Un événement de duplication du génome entier il y a environ 400 millions d’années pourrait être responsable de l’évolution des organes de filature de la soie des araignées, selon une nouvelle étude publiée dans Science Advances. Cela suggère que l’un des outils biologiques les plus remarquables de la nature est né d’un accident génétique massif.
L’origine accidentelle des filières
Pendant des années, les scientifiques se sont demandé comment les araignées développaient des structures complexes appelées filières, qui produisent la soie incroyablement solide et polyvalente qu’elles utilisent pour la toile, la chasse et la reproduction. La théorie principale suggérait que ces organes résultaient de modifications apportées aux gènes existants qui structurent les membres. Cependant, les mécanismes génétiques sous-jacents restent flous.
Des chercheurs dirigés par Shuqiang Li de l’Université normale d’Anhui en Chine ont analysé les génomes de deux espèces d’araignées et d’un scorpion fouet, les comparant à d’autres parents d’arachnides. Leurs découvertes ont révélé qu’un ancien ancêtre des araignées, des scorpions et des scorpions fouets avait connu une duplication complète de l’intégralité de son génome. Cela signifiait que chaque gène était copié, créant ainsi une augmentation massive du matériel génétique.
Le rôle des gènes abdominaux-A
L’étude a identifié une paire de gènes spécifique, abdominal-A, comme étant essentielle au développement des filières. Des expériences sur des embryons d’araignées ont montré que la désactivation de ce gène entraînait l’absence totale de filières chez les embryons.
“Les gènes dupliqués semblent avoir évolué dans des rôles différents après la duplication”, a expliqué Li. “En travaillant ensemble, ils créent les filières spécialisées que nous voyons aujourd’hui.” Cela suggère que la duplication initiale n’était pas seulement un événement aléatoire mais une étape clé dans l’évolution de l’araignée.
Pourquoi la duplication du génome est importante
La duplication du génome entier est courante dans l’évolution des plantes mais relativement rare chez les animaux. Lorsque cela se produit, cela crée des opportunités pour de nouvelles interactions génétiques et des changements évolutifs majeurs. Cela a été lié à la diversification des vertébrés à mâchoires et pourrait expliquer pourquoi les araignées ont développé des organes de filature de la soie en premier lieu.
Prashant Sharma, biologiste à l’Université du Wisconsin-Madison, note que même si la recherche est « belle », elle n’exclut pas entièrement d’autres explications. Certains arthropodes ne possèdent pas le gène abdominal-A mais ont toujours un corps tronqué, ce qui suggère que le gène pourrait régir bien plus que le simple développement de la filière.
“Les chercheurs sont peut-être tombés sur une voie génétique permettant de créer un animal ressemblant à une araignée de mer ou à un acarien”, explique Sharma.

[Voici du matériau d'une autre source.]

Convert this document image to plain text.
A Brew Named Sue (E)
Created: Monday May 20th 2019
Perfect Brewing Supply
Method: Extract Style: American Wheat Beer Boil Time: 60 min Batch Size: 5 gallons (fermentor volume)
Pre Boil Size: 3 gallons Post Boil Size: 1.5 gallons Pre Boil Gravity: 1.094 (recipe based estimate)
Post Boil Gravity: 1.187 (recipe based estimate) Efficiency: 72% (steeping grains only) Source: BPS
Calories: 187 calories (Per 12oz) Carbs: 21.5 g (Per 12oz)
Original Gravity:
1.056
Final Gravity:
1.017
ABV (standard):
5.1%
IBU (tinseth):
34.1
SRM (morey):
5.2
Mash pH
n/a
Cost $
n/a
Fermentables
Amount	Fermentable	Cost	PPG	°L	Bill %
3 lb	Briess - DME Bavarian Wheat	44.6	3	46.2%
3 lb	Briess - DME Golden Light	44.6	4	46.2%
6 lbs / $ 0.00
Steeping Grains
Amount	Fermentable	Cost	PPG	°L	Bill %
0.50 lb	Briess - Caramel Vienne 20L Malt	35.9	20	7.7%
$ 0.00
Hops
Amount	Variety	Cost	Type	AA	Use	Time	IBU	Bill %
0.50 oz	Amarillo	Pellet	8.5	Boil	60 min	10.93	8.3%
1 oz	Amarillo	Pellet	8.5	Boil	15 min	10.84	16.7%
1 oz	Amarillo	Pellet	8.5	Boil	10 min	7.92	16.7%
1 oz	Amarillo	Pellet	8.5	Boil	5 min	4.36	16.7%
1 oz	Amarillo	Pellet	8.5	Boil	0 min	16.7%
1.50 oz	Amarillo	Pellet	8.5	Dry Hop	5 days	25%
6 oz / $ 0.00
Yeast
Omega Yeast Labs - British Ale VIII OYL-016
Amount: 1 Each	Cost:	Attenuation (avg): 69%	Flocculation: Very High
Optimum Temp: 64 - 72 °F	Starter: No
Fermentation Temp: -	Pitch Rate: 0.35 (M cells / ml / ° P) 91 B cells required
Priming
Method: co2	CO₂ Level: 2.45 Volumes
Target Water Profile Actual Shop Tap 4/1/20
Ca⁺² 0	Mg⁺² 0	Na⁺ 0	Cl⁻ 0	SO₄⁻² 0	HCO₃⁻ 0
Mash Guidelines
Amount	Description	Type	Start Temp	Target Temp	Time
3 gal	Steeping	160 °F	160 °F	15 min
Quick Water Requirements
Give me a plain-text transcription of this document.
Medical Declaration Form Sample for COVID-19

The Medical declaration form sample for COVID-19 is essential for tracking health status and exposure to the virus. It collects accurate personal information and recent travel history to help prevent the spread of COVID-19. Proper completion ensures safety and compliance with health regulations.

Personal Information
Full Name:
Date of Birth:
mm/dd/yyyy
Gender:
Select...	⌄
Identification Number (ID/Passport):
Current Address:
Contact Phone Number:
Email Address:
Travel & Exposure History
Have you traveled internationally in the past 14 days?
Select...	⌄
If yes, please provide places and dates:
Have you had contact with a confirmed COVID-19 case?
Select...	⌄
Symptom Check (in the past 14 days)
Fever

Malgré cette incertitude, Li souligne que la duplication du génome est un moteur récurrent de la diversité animale. Cet événement génétique accidentel pourrait avoir été le catalyseur de l’une des adaptations les plus fascinantes de la nature.
L’étude met en évidence comment des changements évolutifs majeurs peuvent résulter d’erreurs génétiques inattendues, transformant des accidents en adaptations sur des millions d’années. L’origine de la soie d’araignée est un exemple frappant de la façon dont le hasard et les opportunités se heurtent dans l’histoire de la vie sur Terre.